En lisant le décret qui abolissait la pairie, M. Levrault se crut dépouillé. Il s’enferma tout un jour pour mesurer à loisir la profondeur de l’abîme où venaient de s’engloutir ses espérances. Il contemplait avec tristesse ces armoiries, fruit de tant de laborieuses méditations, que devait surmonter une couronne de comte, ce Mirabeau qui devait lui enseigner l’éloquence, et surtout, ô douleur ! ce magnifique habit brodé, qui devait figurer dans les quadrilles des Tuileries. Plus de titre, plus de cour, plus de chambre haute : son gendre lui avait fait banqueroute.

La marquise se réveillait chaque matin encore plus exaspérée que la veille ; elle pestait contre le monde entier et parlait de partir pour Frohsdorf ou d’aller soulever la Vendée. Son premier mouvement avait été de s’enfuir à La Rochelandier ; mais Gaston l’avait retenue. Il ne partageait pas les folles terreurs de sa mère, et pensait que la place d’un homme de cœur était à Paris, sur la brèche, au milieu du danger.

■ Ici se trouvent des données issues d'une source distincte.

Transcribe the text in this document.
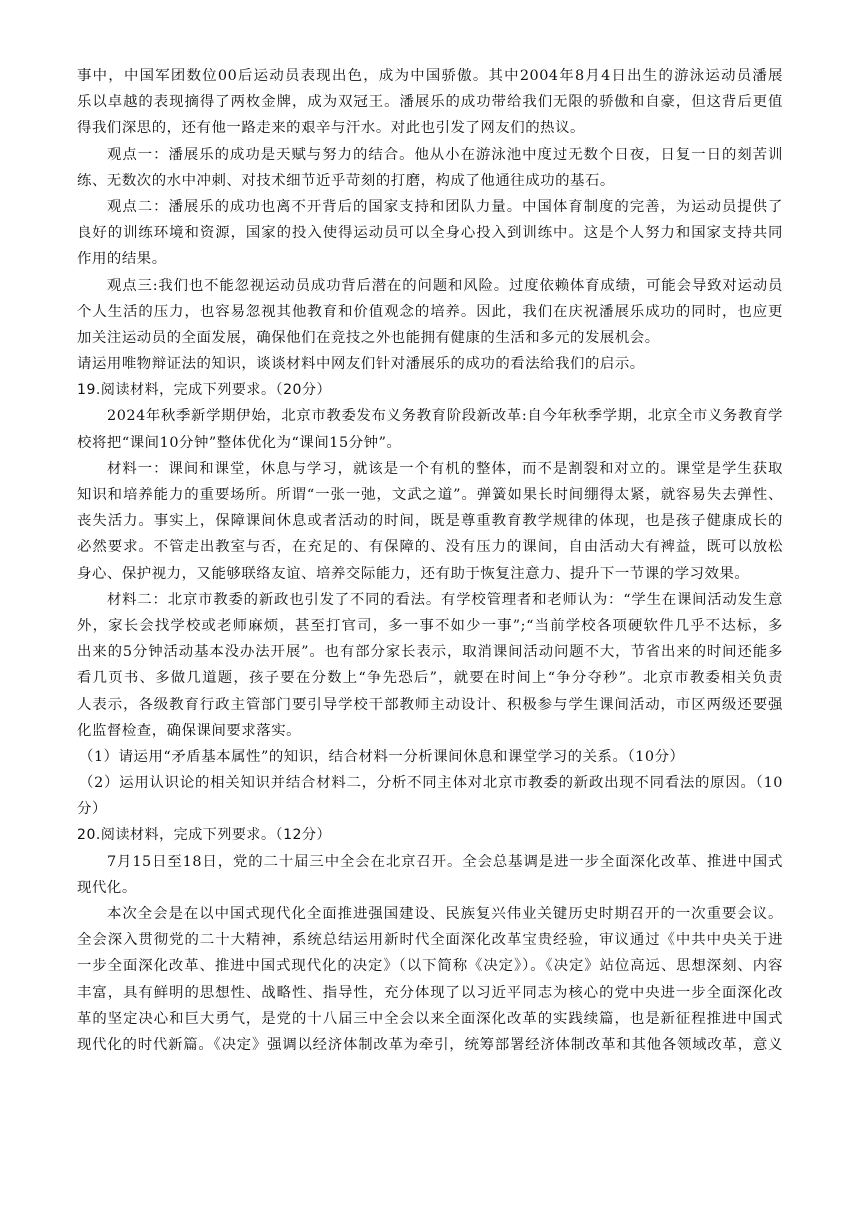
事中，中国军团数位00后运动员表现出色，成为中国骄傲。其中2004年8月4日出生的游泳运动员潘展
乐以卓越的表现摘得了两枚金牌，成为双冠王。潘展乐的成功带给我们无限的骄傲和自豪，但这背后更值
得我们深思的，还有他一路走来的艰辛与汗水。对此也引发了网友们的热议。
观点一：潘展乐的成功是天赋与努力的结合。他从小在游泳池中度过无数个日夜，日复一日的刻苦训
练、无数次的水中冲刺、对技术细节近乎苛刻的打磨，构成了他通往成功的基石。
观点二：潘展乐的成功也离不开背后的国家支持和团队力量。中国体育制度的完善，为运动员提供了
良好的训练环境和资源，国家的投入使得运动员可以全身心投入到训练中。这是个人努力和国家支持共同
作用的结果。
观点三:我们也不能忽视运动员成功背后潜在的问题和风险。过度依赖体育成绩，可能会导致对运动员
个人生活的压力，也容易忽视其他教育和价值观念的培养。因此，我们在庆祝潘展乐成功的同时，也应更
加关注运动员的全面发展，确保他们在竞技之外也能拥有健康的生活和多元的发展机会。
请运用唯物辩证法的知识，谈谈材料中网友们针对潘展乐的成功的看法给我们的启示。
19.阅读材料，完成下列要求。（20分）
2024年秋季新学期伊始，北京市教委发布义务教育阶段新改革:自今年秋季学期，北京全市义务教育学
校将把“课间10分钟”整体优化为“课间15分钟”。
材料一：课间和课堂，休息与学习，就该是一个有机的整体，而不是割裂和对立的。课堂是学生获取
知识和培养能力的重要场所。所谓“一张一弛，文武之道”。弹簧如果长时间绷得太紧，就容易失去弹性、
丧失活力。事实上，保障课间休息或者活动的时间，既是尊重教育教学规律的体现，也是孩子健康成长的
必然要求。不管走出教室与否，在充足的、有保障的、没有压力的课间，自由活动大有裨益，既可以放松
身心、保护视力，又能够联络友谊、培养交际能力，还有助于恢复注意力、提升下一节课的学习效果。
材料二：北京市教委的新政也引发了不同的看法。有学校管理者和老师认为：“学生在课间活动发生意
外，家长会找学校或老师麻烦，甚至打官司，多一事不如少一事”;“当前学校各项硬软件几乎不达标，多
出来的5分钟活动基本没办法开展”。也有部分家长表示，取消课间活动问题不大，节省出来的时间还能多
看几页书、多做几道题，孩子要在分数上“争先恐后”，就要在时间上“争分夺秒”。北京市教委相关负责
人表示，各级教育行政主管部门要引导学校干部教师主动设计、积极参与学生课间活动，市区两级还要强
化监督检查，确保课间要求落实。
（1）请运用“矛盾基本属性”的知识，结合材料一分析课间休息和课堂学习的关系。（10分）
（2）运用认识论的相关知识并结合材料二，分析不同主体对北京市教委的新政出现不同看法的原因。（10
分）
20.阅读材料，完成下列要求。（12分）
7月15日至18日，党的二十届三中全会在北京召开。全会总基调是进一步全面深化改革、推进中国式
现代化。
本次全会是在以中国式现代化全面推进强国建设、民族复兴伟业关键历史时期召开的一次重要会议。
全会深入贯彻党的二十大精神，系统总结运用新时代全面深化改革宝贵经验，审议通过《中共中央关于进
一步全面深化改革、推进中国式现代化的决定》（以下简称《决定》）。《决定》站位高远、思想深刻、内容
丰富，具有鲜明的思想性、战略性、指导性，充分体现了以习近平同志为核心的党中央进一步全面深化改
革的坚定决心和巨大勇气，是党的十八届三中全会以来全面深化改革的实践续篇，也是新征程推进中国式
现代化的时代新篇。《决定》强调以经济体制改革为牵引，统筹部署经济体制改革和其他各领域改革，意义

On peut se faire aisément une idée de l’intimité de ces quatre personnages réunis sous le même toit. C’était chaque jour, une nouvelle discussion, c’est-à-dire une nouvelle querelle. M. Levrault avait fermé sa porte à tous les visiteurs dont le nom aurait pu le compromettre. Il avait repris possession de son hôtel, et se vengeait de sa déconvenue sur la marquise et sur Gaston. Il vantait, il exaltait devant eux, il célébrait comme des chefs-d’œuvre de bon sens et de justice les décrets qui l’avaient frappé lui-même si cruellement. 11 traitait les titres d’oripeaux, de vieux galons bons à mettre au creuset. Le soir, il se promenait dans son salon en fredonnant la Marseillaise. Lui qui naguère avait toujours la bouche pleine de princes, de ducs et de marquis, ne reconnaissait plus qu’un seul titre, celui de citoyen. Chaque soir, ils se quittaient après un échange de paroles amères, et pourtant un sentiment de commune inquiétude les réunissait le lendemain.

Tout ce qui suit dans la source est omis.